Saturday, August 29, 2009

Less is More

Yesterday I had a fascinating conversation with a conductor who spent the summer working with an orchestra in Salzburg. She spoke of the challenge of communicating with the musicians in German, when she barely speaks the language.

The conductor was forced to say less and rely even more on nonverbal communication and say only what was absolutely necessary. She realized that she was able to get across the same information just as effectively - and much more efficiently - than when she was speaking in English.

From the Green Room: Next time you prepare a presentation, imagine that you will be speaking to a group of people for whom English is a second language. Eliminate filler words. Speak as simply and clearly as possible. Focus on the essence of what you are trying to communicate. Then try practicing your speech focusing solely on nonverbal communication (gestures, facial expressions, movement, etc).

You will see that by using fewer words, you will actually say much more.


Anonymous said...

I love the eclectic sources of inspiration for your blog!
But isn't it also sometimes necessary to pare down non-verbal communication? I've definitely seen situations in which excessive use of gesture & facial expression interferes with the message even more than a surfeit of words.

Sarah Gershman said...

Of course. But simple, intentional gestures and motions can often say more than words.

Anonymous said...

Hi, Sarah,

It makes sense that this conductor would be able to communicate through the non-verbal language conductors use to communicate with musicians in both rehearsal and concerts. It's the language they share. Professional musicians in rehearsal generally don't want a lot of verbal communication, and a lot of musical terms are in Italian anyway! (smile) I'm glad this conductor had a good experience (I'm surprised that there weren't more English-speaking musicians in the orchestra) and I'm certain it will make her a better conductor in the end.

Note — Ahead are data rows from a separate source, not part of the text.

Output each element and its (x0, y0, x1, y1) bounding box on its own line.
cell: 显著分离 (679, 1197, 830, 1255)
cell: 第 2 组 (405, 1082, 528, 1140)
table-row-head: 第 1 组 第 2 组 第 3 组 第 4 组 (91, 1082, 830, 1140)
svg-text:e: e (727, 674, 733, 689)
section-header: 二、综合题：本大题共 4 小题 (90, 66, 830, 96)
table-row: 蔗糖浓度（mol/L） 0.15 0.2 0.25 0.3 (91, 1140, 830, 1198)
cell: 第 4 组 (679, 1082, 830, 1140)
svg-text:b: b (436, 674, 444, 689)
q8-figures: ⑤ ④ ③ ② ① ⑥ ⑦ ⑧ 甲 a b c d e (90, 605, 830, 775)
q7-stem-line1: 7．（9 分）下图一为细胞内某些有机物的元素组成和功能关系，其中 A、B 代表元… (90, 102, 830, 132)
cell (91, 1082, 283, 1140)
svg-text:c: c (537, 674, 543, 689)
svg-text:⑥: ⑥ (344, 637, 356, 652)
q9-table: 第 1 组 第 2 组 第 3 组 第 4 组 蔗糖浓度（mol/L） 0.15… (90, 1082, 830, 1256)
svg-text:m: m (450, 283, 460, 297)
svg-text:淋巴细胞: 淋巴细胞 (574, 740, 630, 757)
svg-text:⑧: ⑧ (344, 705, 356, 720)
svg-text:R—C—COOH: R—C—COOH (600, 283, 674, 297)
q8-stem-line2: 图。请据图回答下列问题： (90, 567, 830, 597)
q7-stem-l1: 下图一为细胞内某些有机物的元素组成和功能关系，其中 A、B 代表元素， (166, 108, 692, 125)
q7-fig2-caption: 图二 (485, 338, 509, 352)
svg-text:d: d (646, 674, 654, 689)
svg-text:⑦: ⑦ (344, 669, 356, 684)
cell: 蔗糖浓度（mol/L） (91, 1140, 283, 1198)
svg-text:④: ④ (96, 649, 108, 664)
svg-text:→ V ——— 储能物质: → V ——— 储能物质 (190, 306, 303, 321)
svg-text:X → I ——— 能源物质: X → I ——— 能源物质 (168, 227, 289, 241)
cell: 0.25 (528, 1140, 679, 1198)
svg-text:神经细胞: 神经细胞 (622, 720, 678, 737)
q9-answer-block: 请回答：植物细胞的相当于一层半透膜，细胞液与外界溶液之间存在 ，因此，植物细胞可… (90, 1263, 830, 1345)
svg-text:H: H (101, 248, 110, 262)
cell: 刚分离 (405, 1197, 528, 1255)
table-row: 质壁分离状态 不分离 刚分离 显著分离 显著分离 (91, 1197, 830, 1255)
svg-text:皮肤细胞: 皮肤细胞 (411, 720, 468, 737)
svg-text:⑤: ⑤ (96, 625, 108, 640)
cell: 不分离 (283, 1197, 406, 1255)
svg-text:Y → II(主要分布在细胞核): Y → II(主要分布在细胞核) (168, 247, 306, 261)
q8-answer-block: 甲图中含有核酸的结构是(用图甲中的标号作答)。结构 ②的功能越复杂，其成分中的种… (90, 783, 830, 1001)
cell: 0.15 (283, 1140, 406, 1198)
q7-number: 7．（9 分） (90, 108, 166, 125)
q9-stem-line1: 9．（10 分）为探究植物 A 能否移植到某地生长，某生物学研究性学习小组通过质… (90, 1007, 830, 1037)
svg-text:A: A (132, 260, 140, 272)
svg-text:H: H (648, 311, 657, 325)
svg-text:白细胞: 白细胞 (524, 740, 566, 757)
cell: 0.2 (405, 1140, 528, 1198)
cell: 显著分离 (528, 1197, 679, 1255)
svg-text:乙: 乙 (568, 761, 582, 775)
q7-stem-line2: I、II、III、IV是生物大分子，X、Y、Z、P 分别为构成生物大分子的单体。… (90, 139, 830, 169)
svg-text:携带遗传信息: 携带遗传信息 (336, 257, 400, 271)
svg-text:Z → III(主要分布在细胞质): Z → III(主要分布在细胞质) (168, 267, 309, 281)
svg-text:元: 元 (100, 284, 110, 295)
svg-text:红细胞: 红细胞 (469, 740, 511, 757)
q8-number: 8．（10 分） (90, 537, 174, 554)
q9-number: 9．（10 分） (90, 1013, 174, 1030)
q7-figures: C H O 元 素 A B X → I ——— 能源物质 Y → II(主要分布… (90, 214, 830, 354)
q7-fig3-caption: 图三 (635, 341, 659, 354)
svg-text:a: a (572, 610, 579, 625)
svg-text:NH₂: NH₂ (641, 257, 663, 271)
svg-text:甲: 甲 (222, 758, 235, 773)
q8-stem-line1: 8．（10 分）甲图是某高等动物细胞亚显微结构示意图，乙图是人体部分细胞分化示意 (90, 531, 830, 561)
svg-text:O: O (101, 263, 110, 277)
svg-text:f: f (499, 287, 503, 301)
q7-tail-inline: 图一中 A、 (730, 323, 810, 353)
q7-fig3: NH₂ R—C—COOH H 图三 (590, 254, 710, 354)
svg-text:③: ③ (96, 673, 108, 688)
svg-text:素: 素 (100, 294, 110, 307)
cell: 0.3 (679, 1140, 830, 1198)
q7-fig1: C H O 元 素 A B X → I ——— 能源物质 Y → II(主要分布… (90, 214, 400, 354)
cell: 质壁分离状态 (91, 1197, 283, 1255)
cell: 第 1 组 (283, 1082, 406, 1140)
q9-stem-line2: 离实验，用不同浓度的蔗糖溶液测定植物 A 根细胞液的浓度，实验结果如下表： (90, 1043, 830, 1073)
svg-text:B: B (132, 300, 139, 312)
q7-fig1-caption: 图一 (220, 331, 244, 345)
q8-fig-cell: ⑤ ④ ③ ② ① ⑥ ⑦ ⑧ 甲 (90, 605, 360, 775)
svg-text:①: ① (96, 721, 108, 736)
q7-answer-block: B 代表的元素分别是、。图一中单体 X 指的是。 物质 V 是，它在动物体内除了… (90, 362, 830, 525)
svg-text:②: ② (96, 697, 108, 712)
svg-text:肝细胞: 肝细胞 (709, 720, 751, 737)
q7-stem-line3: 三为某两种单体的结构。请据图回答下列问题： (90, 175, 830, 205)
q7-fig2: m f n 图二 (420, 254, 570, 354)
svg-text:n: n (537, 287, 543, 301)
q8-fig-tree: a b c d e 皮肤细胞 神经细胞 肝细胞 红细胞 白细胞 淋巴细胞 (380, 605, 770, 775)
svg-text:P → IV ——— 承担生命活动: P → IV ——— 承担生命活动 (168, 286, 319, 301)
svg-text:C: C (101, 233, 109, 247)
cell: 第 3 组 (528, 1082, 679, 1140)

Actually, conductors need to pay attention to how they present themselves at concerts. The moment they step on stage, their demeanor and movements set the tone for the concert. Writers also need help for readings/book signings....(smile)

C.C. Yager

Sarah Gershman said...

Thank you for commenting. My conductor friend did mention that one of the hardest parts of conducting is that the musicians absorb every move you make. Please let me know if I can ever be helpful to you in terms of the readings and book signings. Good luck!